The scientists said the danger of rice for health

The grains of rice can accumulate large amounts of arsenic and other toxins that enter the human body during the digestion of food. This was stated by the biologists who spoke at the conference of the Society for risk analysis in New Orleans.

“We conducted the first systematic assessment of how much arsenic contain a typical grain of rice, and learned how much it gets into the body during the digestion of food. Soon we will learn and how it affects the human body,” said Zheng Zhou (Zheng Zhou) from Indiana University (USA).

High levels of lead, arsenic and many other elements in the water, water pipes, dishes and other household items and everyday life often leads to the development of serious disorders in the brain and body. Many historians today believe that the tradition of the use of lead cookware could be one of the causes of decline of Ancient Rome, and the highest concentration of lead in the water has caused health problems of children in flint in USA.

Interestingly, unlike many other toxins, the main source of arsenic in food and water usually are not industrial emissions or other signs of “life” of the person and the local groundwater. In some of the countries such as India and Bangladesh, about a quarter of the moisture sources contain extremely high shares of its compounds that negatively affect the lives of local residents.

Zhou and his colleagues were interested in how the high contamination of water with arsenic and other toxins will affect the rice, the main crop of China, India and other countries in South and East Asia.

To do this, they analyzed data collected by the authors 143 scientific papers on metabolism of arsenic and its behavior inside the human body and in various foods. Taking ten of the most detailed studies, biologists have combined the results of the experiments and summarized their findings.

As it turned out, the grains usually accumulate large amounts of arsenic, most of which remains in the pulp in the form of inorganic compounds, and not embedded in cells of the plant. On average, approximately 70-80% of arsenic ingested from water to grass, and a similar proportion of it enters the body of people and animals during the digestion of food.

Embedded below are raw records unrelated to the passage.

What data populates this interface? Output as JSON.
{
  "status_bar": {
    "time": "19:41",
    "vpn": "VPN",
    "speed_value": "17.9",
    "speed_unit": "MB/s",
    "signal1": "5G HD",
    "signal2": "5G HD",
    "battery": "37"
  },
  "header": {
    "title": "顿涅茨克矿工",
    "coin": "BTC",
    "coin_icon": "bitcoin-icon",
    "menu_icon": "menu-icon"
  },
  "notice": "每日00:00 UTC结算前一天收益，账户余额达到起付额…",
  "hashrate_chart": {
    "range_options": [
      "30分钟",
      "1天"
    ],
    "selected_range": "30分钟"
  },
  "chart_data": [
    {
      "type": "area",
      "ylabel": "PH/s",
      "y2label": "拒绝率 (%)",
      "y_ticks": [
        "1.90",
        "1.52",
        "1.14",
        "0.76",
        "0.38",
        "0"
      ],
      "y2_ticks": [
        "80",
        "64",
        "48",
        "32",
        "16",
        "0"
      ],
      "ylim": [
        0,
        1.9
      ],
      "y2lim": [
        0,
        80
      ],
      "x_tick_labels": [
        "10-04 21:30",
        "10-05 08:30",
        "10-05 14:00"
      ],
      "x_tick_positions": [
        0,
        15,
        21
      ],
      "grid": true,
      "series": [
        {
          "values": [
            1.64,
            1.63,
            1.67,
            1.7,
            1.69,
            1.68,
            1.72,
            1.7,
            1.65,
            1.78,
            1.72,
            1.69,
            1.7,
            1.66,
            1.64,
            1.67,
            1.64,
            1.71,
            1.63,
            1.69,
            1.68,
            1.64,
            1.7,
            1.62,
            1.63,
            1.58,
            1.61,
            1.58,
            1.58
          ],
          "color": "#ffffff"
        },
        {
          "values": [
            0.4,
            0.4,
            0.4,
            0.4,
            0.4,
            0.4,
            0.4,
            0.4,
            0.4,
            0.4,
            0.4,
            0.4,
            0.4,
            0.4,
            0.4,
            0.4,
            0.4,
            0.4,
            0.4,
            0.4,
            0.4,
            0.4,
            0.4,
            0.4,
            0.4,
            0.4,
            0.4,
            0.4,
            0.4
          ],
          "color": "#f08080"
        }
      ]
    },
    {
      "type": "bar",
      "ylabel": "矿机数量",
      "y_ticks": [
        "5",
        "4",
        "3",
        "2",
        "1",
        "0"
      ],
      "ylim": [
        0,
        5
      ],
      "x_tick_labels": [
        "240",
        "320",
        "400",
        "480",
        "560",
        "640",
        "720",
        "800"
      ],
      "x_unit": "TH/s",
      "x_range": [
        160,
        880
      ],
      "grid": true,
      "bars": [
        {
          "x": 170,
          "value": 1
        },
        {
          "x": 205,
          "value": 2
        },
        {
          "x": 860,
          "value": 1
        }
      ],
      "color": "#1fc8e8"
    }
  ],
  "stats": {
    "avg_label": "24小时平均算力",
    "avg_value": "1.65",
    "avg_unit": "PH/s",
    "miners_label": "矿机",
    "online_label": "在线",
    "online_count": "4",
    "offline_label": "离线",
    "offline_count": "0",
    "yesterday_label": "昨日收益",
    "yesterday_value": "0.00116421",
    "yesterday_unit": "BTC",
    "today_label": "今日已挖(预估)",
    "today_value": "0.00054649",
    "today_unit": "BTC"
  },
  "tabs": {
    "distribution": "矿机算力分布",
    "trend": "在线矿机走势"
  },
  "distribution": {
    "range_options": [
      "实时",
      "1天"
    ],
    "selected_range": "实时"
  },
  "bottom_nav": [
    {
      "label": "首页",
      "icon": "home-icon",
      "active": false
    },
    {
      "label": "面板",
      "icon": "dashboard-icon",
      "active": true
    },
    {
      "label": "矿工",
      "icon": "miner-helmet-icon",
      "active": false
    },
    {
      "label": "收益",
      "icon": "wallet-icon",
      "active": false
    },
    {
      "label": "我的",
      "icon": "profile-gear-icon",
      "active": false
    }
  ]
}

Interestingly, despite the very high level of bioavailability of this toxin, Zhou and his colleagues have recorded a very large variation in these indicators. What is the reason, biologists are not yet able to say exactly, but they suggest that these differences were generated by the fact that different rice varieties interact with arsenic.

All this, according to the researchers, suggests that the authorities of the countries of Asia, as well as other States where rice is the basis of the daily diet should pay special attention to the validation of this grass in excess of arsenic.